Il rischio terrorismo è alle stelle, sia per la paura, sia per la sistematica e piuttosto abituale attività che regolarmente ci porta a raccontare degli ennesimi attacchi che l’Europa, e non solo, si trova a subire. L’ultimo allarme è stato lanciato durante il Rock am Ring al Nuerburgring.

Il rischio terrorismo al Nuerburgring

Il festival Rock am Ring in programma presso il noto circuito del Nuerburgring ha attirato, rispettando in pieno le previsioni, migliaia di persone che hanno ricevuto l’annuncio di evacuare l’area per il rischio terrorismo.
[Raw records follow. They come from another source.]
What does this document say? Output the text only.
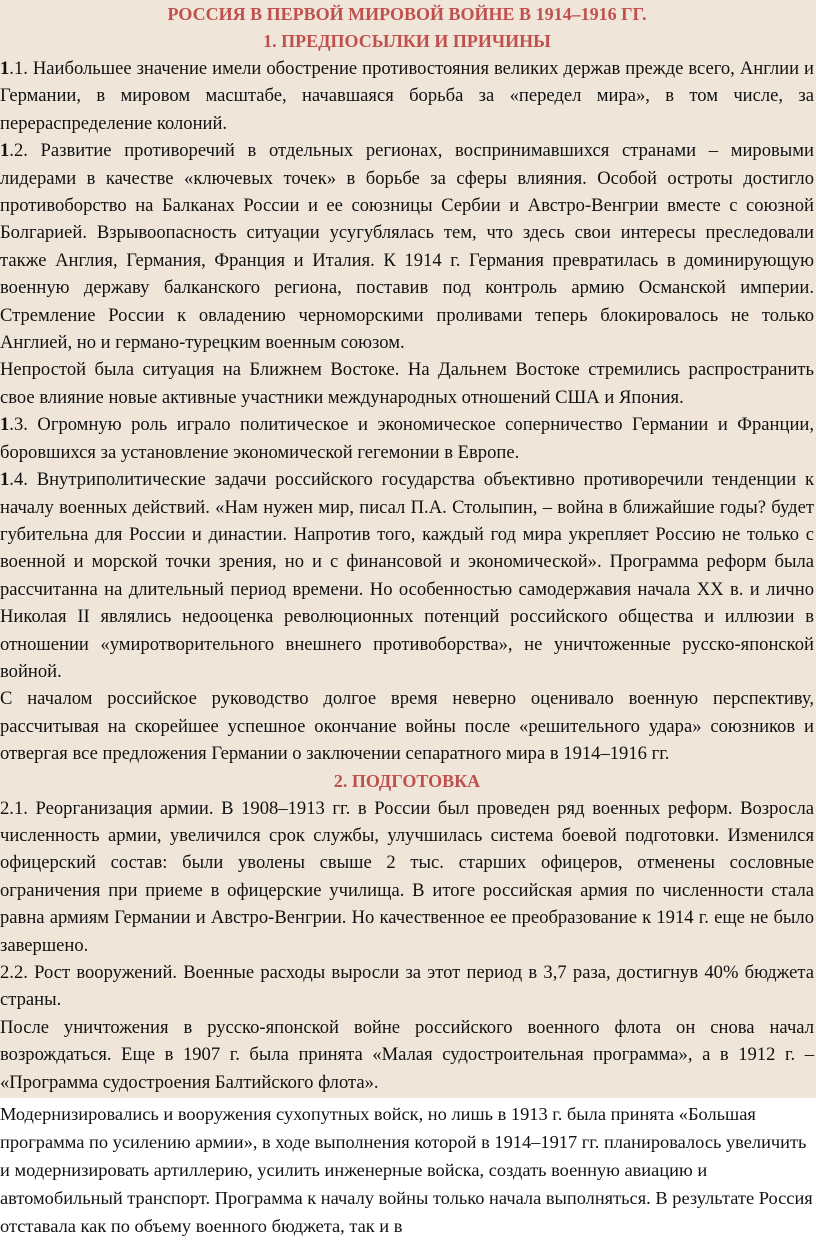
РОССИЯ В ПЕРВОЙ МИРОВОЙ ВОЙНЕ В 1914–1916 ГГ.
1. ПРЕДПОСЫЛКИ И ПРИЧИНЫ

1.1. Наибольшее значение имели обострение противостояния великих держав прежде всего, Англии и Германии, в мировом масштабе, начавшаяся борьба за «передел мира», в том числе, за перераспределение колоний.

1.2. Развитие противоречий в отдельных регионах, воспринимавшихся странами – мировыми лидерами в качестве «ключевых точек» в борьбе за сферы влияния. Особой остроты достигло противоборство на Балканах России и ее союзницы Сербии и Австро-Венгрии вместе с союзной Болгарией. Взрывоопасность ситуации усугублялась тем, что здесь свои интересы преследовали также Англия, Германия, Франция и Италия. К 1914 г. Германия превратилась в доминирующую военную державу балканского региона, поставив под контроль армию Османской империи. Стремление России к овладению черноморскими проливами теперь блокировалось не только Англией, но и германо-турецким военным союзом.

Непростой была ситуация на Ближнем Востоке. На Дальнем Востоке стремились распространить свое влияние новые активные участники международных отношений США и Япония.

1.3. Огромную роль играло политическое и экономическое соперничество Германии и Франции, боровшихся за установление экономической гегемонии в Европе.

1.4. Внутриполитические задачи российского государства объективно противоречили тенденции к началу военных действий. «Нам нужен мир, писал П.А. Столыпин, – война в ближайшие годы? будет губительна для России и династии. Напротив того, каждый год мира укрепляет Россию не только с военной и морской точки зрения, но и с финансовой и экономической». Программа реформ была рассчитанна на длительный период времени. Но особенностью самодержавия начала XX в. и лично Николая II являлись недооценка революционных потенций российского общества и иллюзии в отношении «умиротворительного внешнего противоборства», не уничтоженные русско-японской войной.

С началом российское руководство долгое время неверно оценивало военную перспективу, рассчитывая на скорейшее успешное окончание войны после «решительного удара» союзников и отвергая все предложения Германии о заключении сепаратного мира в 1914–1916 гг.

2. ПОДГОТОВКА

2.1. Реорганизация армии. В 1908–1913 гг. в России был проведен ряд военных реформ. Возросла численность армии, увеличился срок службы, улучшилась система боевой подготовки. Изменился офицерский состав: были уволены свыше 2 тыс. старших офицеров, отменены сословные ограничения при приеме в офицерские училища. В итоге российская армия по численности стала равна армиям Германии и Австро-Венгрии. Но качественное ее преобразование к 1914 г. еще не было завершено.

2.2. Рост вооружений. Военные расходы выросли за этот период в 3,7 раза, достигнув 40% бюджета страны.

После уничтожения в русско-японской войне российского военного флота он снова начал возрождаться. Еще в 1907 г. была принята «Малая судостроительная программа», а в 1912 г. – «Программа судостроения Балтийского флота».

Модернизировались и вооружения сухопутных войск, но лишь в 1913 г. была принята «Большая программа по усилению армии», в ходе выполнения которой в 1914–1917 гг. планировалось увеличить и модернизировать артиллерию, усилить инженерные войска, создать военную авиацию и автомобильный транспорт. Программа к началу войны только начала выполняться. В результате Россия отставала как по объему военного бюджета, так и в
L’annuncio è stato dato direttamente dall’organizzazione dell’evento lanciando il comunicato: «La polizia ci ha detto di interrompere il festival a causa di una minaccia terroristica. Chiediamo a tutti i partecipanti di allontanarsi dall’area e di dirigersi verso l’uscita e il campeggio in modo calmo e controllato». Dopo l’annuncio e le verifiche su qualcosa di sospetto depositato da due persone – nel frattempo interrogate – è stato dato il via libera per la ripresa della manifestazione. Ma a quel punto l’atmosfera era stata rovinata e in molti hanno deciso di non proseguire. La polemica e la protesta da parte degli organizzatori non si è fatta attendere, tanto che Marek Lieberberg, il responsabile del Festival, ha dichiarato di non aver capito le motivazioni per cui si è provveduto a sospendere la manifestazione, non esistendo rischi e pericoli concreti.

Il rischio terrorismo e la preoccupazione delle forze dell’ordine

Quanto sta accadendo è un fenomeno piuttosto ingestibile. Il rischio terrorismo non è governabile, la paura non è arginabile e sono tante, troppe le possibilità di attacco. Anche gli ultimi attacchi terroristici di cui si ha notizia procedono su folle di persone normali, che partecipano ad eventi pubblici in luoghi non particolarmente sensibili per le forze dell’ordine. Non sono infatti i grandi siti politici e religiosi ad attrarre l’attenzione degli attentatori, anche perché questi luoghi hanno un controllo costante, ma quelli apparentemente tranquilli, quelli della vita quotidiana. E in questo modo diventa impossibile monitorare tutto; e il rischio e la paura, dilagano.